The 3D printing of food started almost as soon as the first 3D printing process was commercially released. One of the first uses of 3D printing, in fact, was in creating chocolate goodies. The bold idea has since evolved into other types of food, with a big jump in the printing materials used.
What sets the new technology apart is the ingredients used in the 3D processing. Instead of finished materials like chocolate, sugar, agar-agar or gelatin, the platform uses nano-cellulose fibers to assemble the food. The food manufacturing follows the diet requirements.
From the Hebrew University of Jerusalem, two professors have developed a 3D printing platform for personalized food.
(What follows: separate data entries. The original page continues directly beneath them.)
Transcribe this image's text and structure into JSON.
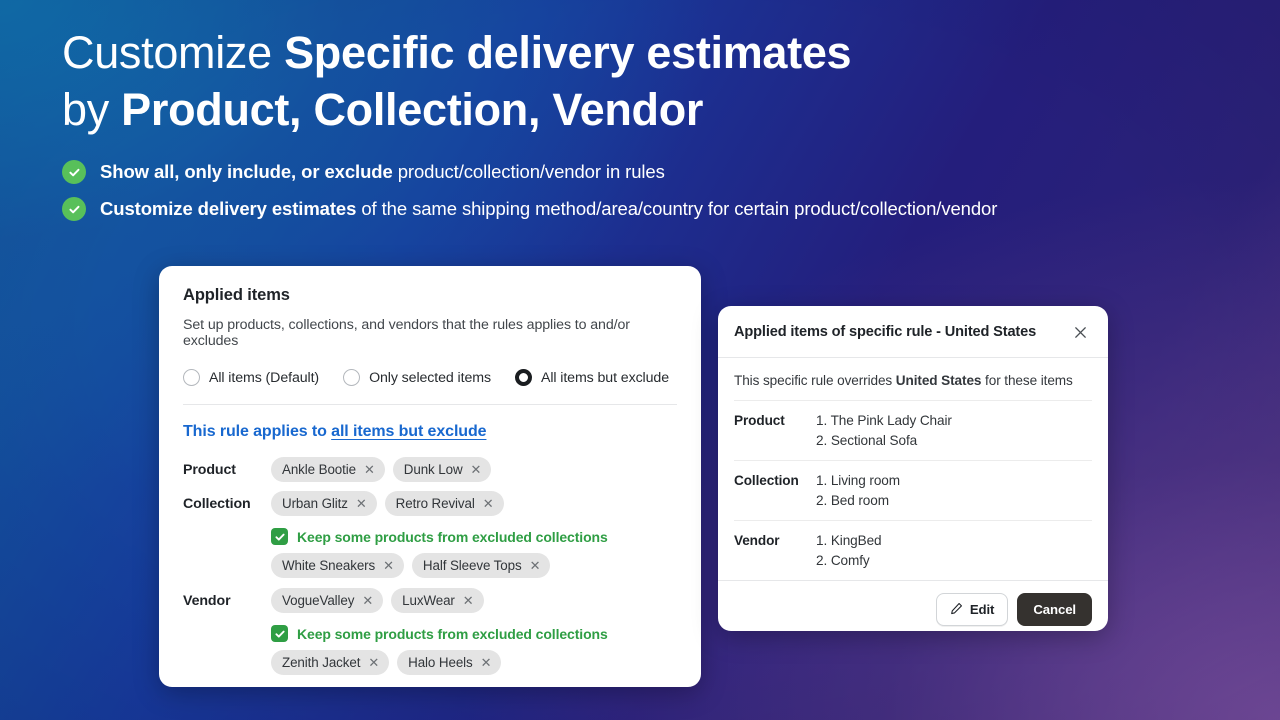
{
  "background": {
    "top_left_color": "#10609f",
    "top_right_color": "#241e7c",
    "bottom_left_color": "#173a9e",
    "bottom_right_color": "#4a3184"
  },
  "hero": {
    "title_line1_normal": "Customize ",
    "title_line1_bold": "Specific delivery estimates",
    "title_line2_normal": "by ",
    "title_line2_bold": "Product, Collection, Vendor",
    "bullets": [
      {
        "icon": "check-circle-icon",
        "bold": "Show all, only include, or exclude",
        "rest": " product/collection/vendor in rules"
      },
      {
        "icon": "check-circle-icon",
        "bold": "Customize delivery estimates",
        "rest": " of the same shipping method/area/country for certain product/collection/vendor"
      }
    ],
    "check_color": "#58c05a"
  },
  "applied_items_card": {
    "title": "Applied items",
    "subtitle": "Set up products, collections, and vendors that the rules applies to and/or excludes",
    "radios": [
      {
        "label": "All items (Default)",
        "selected": false
      },
      {
        "label": "Only selected items",
        "selected": false
      },
      {
        "label": "All items but exclude",
        "selected": true
      }
    ],
    "rule_link_prefix": "This rule applies to ",
    "rule_link_target": "all items but exclude",
    "link_color": "#1868cf",
    "rows": [
      {
        "label": "Product",
        "chips": [
          "Ankle Bootie",
          "Dunk Low"
        ]
      },
      {
        "label": "Collection",
        "chips": [
          "Urban Glitz",
          "Retro Revival"
        ],
        "keep_label": "Keep some products from excluded collections",
        "keep_checked": true,
        "keep_chips": [
          "White Sneakers",
          "Half Sleeve Tops"
        ]
      },
      {
        "label": "Vendor",
        "chips": [
          "VogueValley",
          "LuxWear"
        ],
        "keep_label": "Keep some products from excluded collections",
        "keep_checked": true,
        "keep_chips": [
          "Zenith Jacket",
          "Halo Heels"
        ]
      }
    ],
    "chip_remove_icon": "close-icon",
    "keep_color": "#2f9e44"
  },
  "specific_rule_modal": {
    "title": "Applied items of specific rule - United States",
    "close_icon": "close-icon",
    "description_prefix": "This specific rule overrides ",
    "description_bold": "United States",
    "description_suffix": " for these items",
    "rows": [
      {
        "label": "Product",
        "items": [
          "1. The Pink Lady Chair",
          "2. Sectional Sofa"
        ]
      },
      {
        "label": "Collection",
        "items": [
          "1. Living room",
          "2. Bed room"
        ]
      },
      {
        "label": "Vendor",
        "items": [
          "1. KingBed",
          "2. Comfy"
        ]
      }
    ],
    "edit_label": "Edit",
    "edit_icon": "pencil-icon",
    "cancel_label": "Cancel",
    "cancel_bg": "#35322f"
  }
}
The process and platform allows for the printing of specific food items, including gluten-free, vegetarian, and vegan diets. Using edible zero-calorie nano-cellulose fiber, it can also print special diets for athletes, or for specific food requirements and limitations like those for diabetes and celiac disease.
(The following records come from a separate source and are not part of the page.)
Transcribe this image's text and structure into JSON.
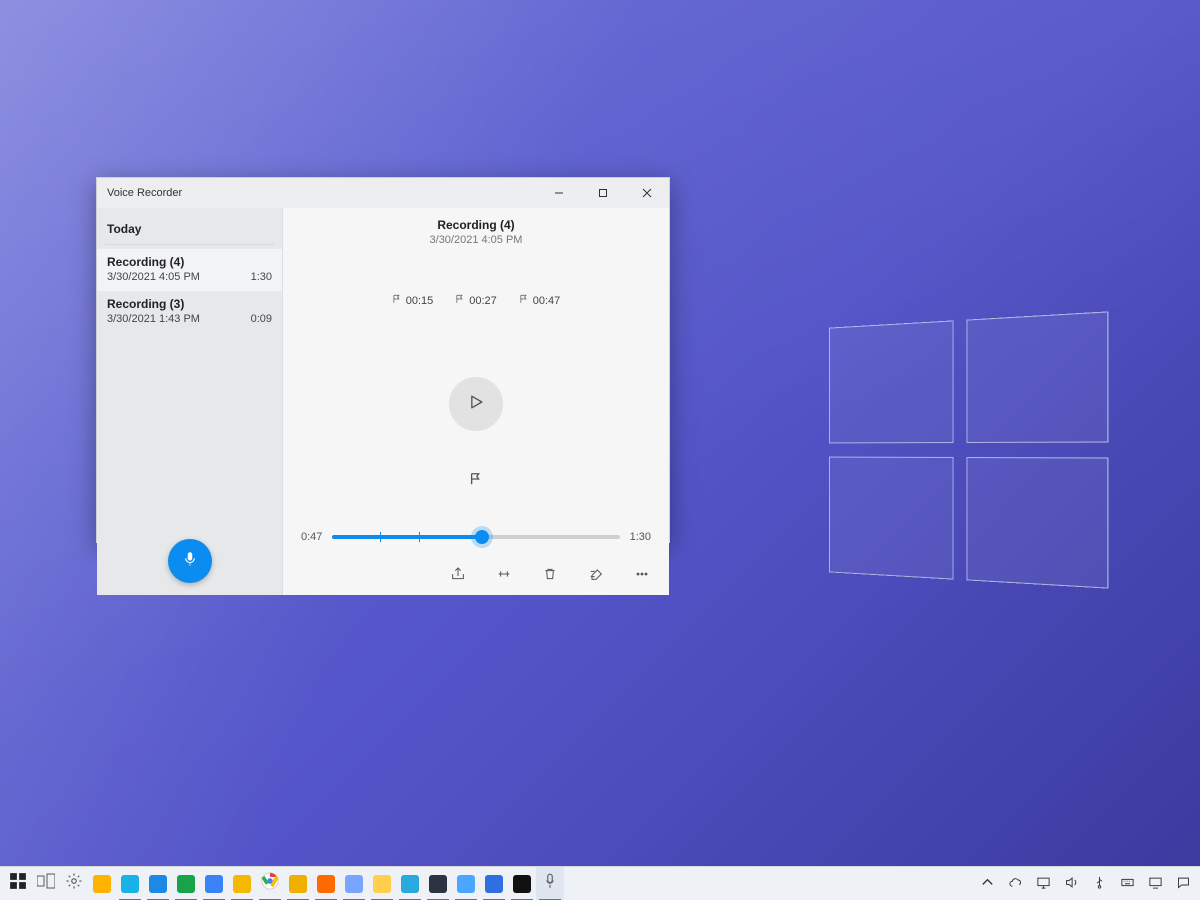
{
  "app": {
    "title": "Voice Recorder"
  },
  "sidebar": {
    "heading": "Today",
    "recordings": [
      {
        "name": "Recording (4)",
        "datetime": "3/30/2021 4:05 PM",
        "duration": "1:30"
      },
      {
        "name": "Recording (3)",
        "datetime": "3/30/2021 1:43 PM",
        "duration": "0:09"
      }
    ]
  },
  "detail": {
    "title": "Recording (4)",
    "datetime": "3/30/2021 4:05 PM",
    "markers": [
      "00:15",
      "00:27",
      "00:47"
    ],
    "current_time": "0:47",
    "total_time": "1:30",
    "progress_fraction": 0.52,
    "marker_fractions": [
      0.167,
      0.3,
      0.522
    ]
  },
  "taskbar": {
    "items": [
      {
        "name": "start",
        "color": "#222"
      },
      {
        "name": "task-view",
        "color": "#555"
      },
      {
        "name": "settings",
        "color": "#555"
      },
      {
        "name": "store",
        "color": "#ffb300"
      },
      {
        "name": "notes",
        "color": "#18b2e7"
      },
      {
        "name": "edge",
        "color": "#1e88e5"
      },
      {
        "name": "edge-beta",
        "color": "#16a34a"
      },
      {
        "name": "edge-dev",
        "color": "#3b82f6"
      },
      {
        "name": "edge-canary",
        "color": "#f5b800"
      },
      {
        "name": "chrome",
        "color": "#ffffff"
      },
      {
        "name": "chrome-canary",
        "color": "#f0b000"
      },
      {
        "name": "firefox",
        "color": "#ff6a00"
      },
      {
        "name": "firefox-dev",
        "color": "#7aa5ff"
      },
      {
        "name": "explorer",
        "color": "#ffcf4d"
      },
      {
        "name": "mail",
        "color": "#2aa9e0"
      },
      {
        "name": "terminal",
        "color": "#2b3440"
      },
      {
        "name": "onedrive-alt",
        "color": "#4aa6ff"
      },
      {
        "name": "photos",
        "color": "#2f6fe0"
      },
      {
        "name": "cmd",
        "color": "#111111"
      },
      {
        "name": "voice-recorder",
        "color": "#e6e6e6"
      }
    ],
    "tray_time": ""
  },
  "colors": {
    "accent": "#0a8cf0"
  }
}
The Hebrew University’s Prof. Ido Braslavsky presented the new 3D platform at the 3D Printing and Beyond: Current and Future Trends conference. Highlights of the conference included new innovations and technologies from Israeli and international researchers and experts from both industry and the academies.
Prof. Braslavsky heads the Inter-Faculty Biotechnology Program at the Institute of Biochemistry, Food Science and Nutrition, under the university’s Robert H. Smith Faculty of Agriculture, Food and Environment. He collaborated with Prof. Oded Shoseyov who works under the Robert H. Smith Institute of Plant Sciences and Genetics in Agriculture.
3D Printing Fundamentals
Today’s 3D printers are usually deposition printers. This is an important distinction for food. The 3D printing adds layer upon layer of the same material to form the desired or programmed shape. Called additive manufacturing, it is the most common method used by 3D printers. Newer 3D printing technology uses binding printers, where different materials adhere to one another. For food, this results in a form of edible cement. The process uses the same layer by layer deposit of materials, but it uses different nozzles with different materials.
Using this concept, it is possible for confectioners, chocolatiers, and pastry chefs to create an object which is physically impossible to do by hand. These include objects which look like optical illusions and would be almost impossible to craft to hard. The food extrudes from nozzles and are made from different powdery materials. Lasers and robotic arms are also used to make patterned chocolate, intricate pastry shapes, and sugar sculptures. The 3D Systems ChefJet produces thin layers of crystal from fine-grain sugar creating a wide range of geometric shapes. The Natural Foods Choc Edge 3D printer uses chocolate in syringes to create beautiful patterns and shapes.
One Big Step Further
The above printers are already available on the market. What sets the new technology apart is the ingredients used in the 3D processing. Instead of finished materials like chocolate, sugar, agar-agar or gelatin, the platform uses nano-cellulose fibers to assemble the food. The food manufacturing follows the diet requirements. Using these fibers, it is possible to add and bind proteins, carbohydrates and fats, and to create the food’s texture. The user can cook the food product in several ways while being 3D printed. The 3D printing assembles the food and the user can bake, fry, or grill it separately.